Fed Chairman Jerome Powell

The S&P 500 and Nasdaq Composite were relatively unchanged on Tuesday, with the enthusiasm from the prior session waning.

The S&P 500 rose by 0.2%, and the Nasdaq saw a 0.4% increase. Conversely, the Dow Jones Industrial Average trailed, declining by 61 points or around 0.2%.

Leading the S&P 500 higher, the communication services and consumer discretionary sectors showed strong performance. Lowe’s stock appreciated by 3.4% after the company reported mixed outcomes but reaffirmed its yearly guidance. Meanwhile, Hasbro stood out as the best-performing S&P 500 stock, surging over 7.5%.

The Nasdaq had its most significant increase for the month during yesterday’s trading, rising by 1.6%. Simultaneously, the S&P 500 grew nearly 0.7%. Both indices broke a four-day losing streak, with the Nasdaq recording its largest single-day surge since August. The Dow, however, decreased by 0.1%.

Remarkably, even as the 10-year Treasury yield reached its highest level since November 2007, both the S&P and the tech-heavy Nasdaq managed to post gains. Historically, tech stocks face challenges in a high-interest rate environment. The synchronized rise with the yields yesterday left Wall Street intrigued. Today, the yields saw a slight reduction.

“We’re seeing a positive return in the stock market, [which] we didn’t see last week,” said Katy Kaminski, AlphaSimplex’s chief market strategist. “We think rates are going to be higher for longer and maybe the stock market’s okay with it.”

However, not everyone on Wall Street is optimistic that the rally will persist.

“Typically, spikes in Treasury yields expose other areas of weakness. The rise in yields will make debt refinancing even more burdensome,” explained Megan Horneman, Verdence Capital Advisors’ chief investment officer. She added, “Another reason yields are rising is that investors are beginning to get realistic on the Fed’s path.”

“This is a risk to tech stocks and growth stocks with high PE multiples. Therefore, we expect additional downside in the equity market is likely,” Horneman further stated.

In other news, July saw a decline in home sales as prices surged. Sales were down 2.2% from June, more than the Dow Jones’ 0.2% estimated decrease. Sales summed up to 4.07 million, which was lower than the anticipated 4.15 million. The median sales price rose by 1.9% to $406,700.

Charles Schwab also announced plans for downsizing and some office closures, as revealed in a recent filing with the U.S. Securities and Exchange Commission. This applied further pressure to office REITs, as fears of a coming commercial real estate crunch continue to build.
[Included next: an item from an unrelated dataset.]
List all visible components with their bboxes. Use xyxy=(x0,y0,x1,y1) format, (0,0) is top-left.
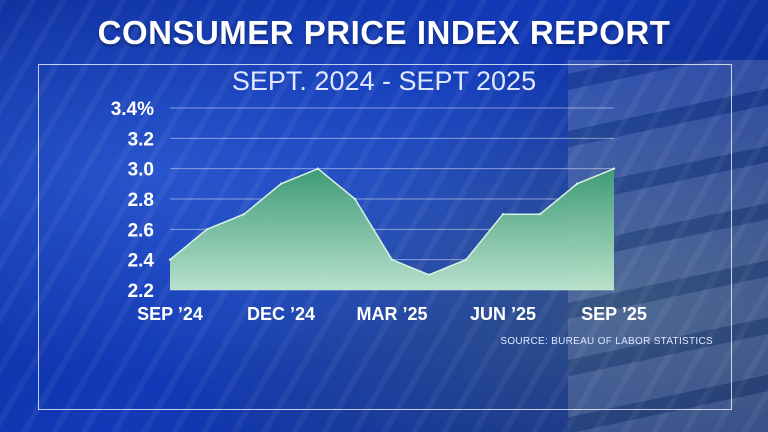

Bank shares similarly fell considering regional banks carry the majority of commercial real estate loans, which are defaulting at an increased pace.

From a broader market perspective, J.P. Morgan’s chief market strategist, Marko Kolanovic, said in a note to clients this morning that earnings estimates are still too optimistic for most stocks.

“The consensus 2024 EPS growth rate of 12% appears too optimistic given an aging business cycle with very restrictive monetary policy, still rising cost of capital, lapping of very easy fiscal policy, eroding consumer savings and household liquidity, low unemployment rate, and increasing risk of a recession for some of the largest economies abroad (e.g., China, Germany),” Kolanovic wrote.

Despite this, he still anticipates a “soft/no landing” outcome for the US economy but warns investors to not become overly complacent. And while that might be valuable advice for buy-and-hold investors, short-term traders need something far more “tactical” to sink their teeth into.

Long story short, unless the S&P can put together a few more winning sessions, there’s no reason to flip bullish just yet. Don’t forget that Powell is about to speak at the Fed symposium at Jackson Hole on Friday at 10:05 am EST. If he leans more hawkish than expected, stocks should fall as yields rise further, putting every stock – not just tech – in an even deeper hole.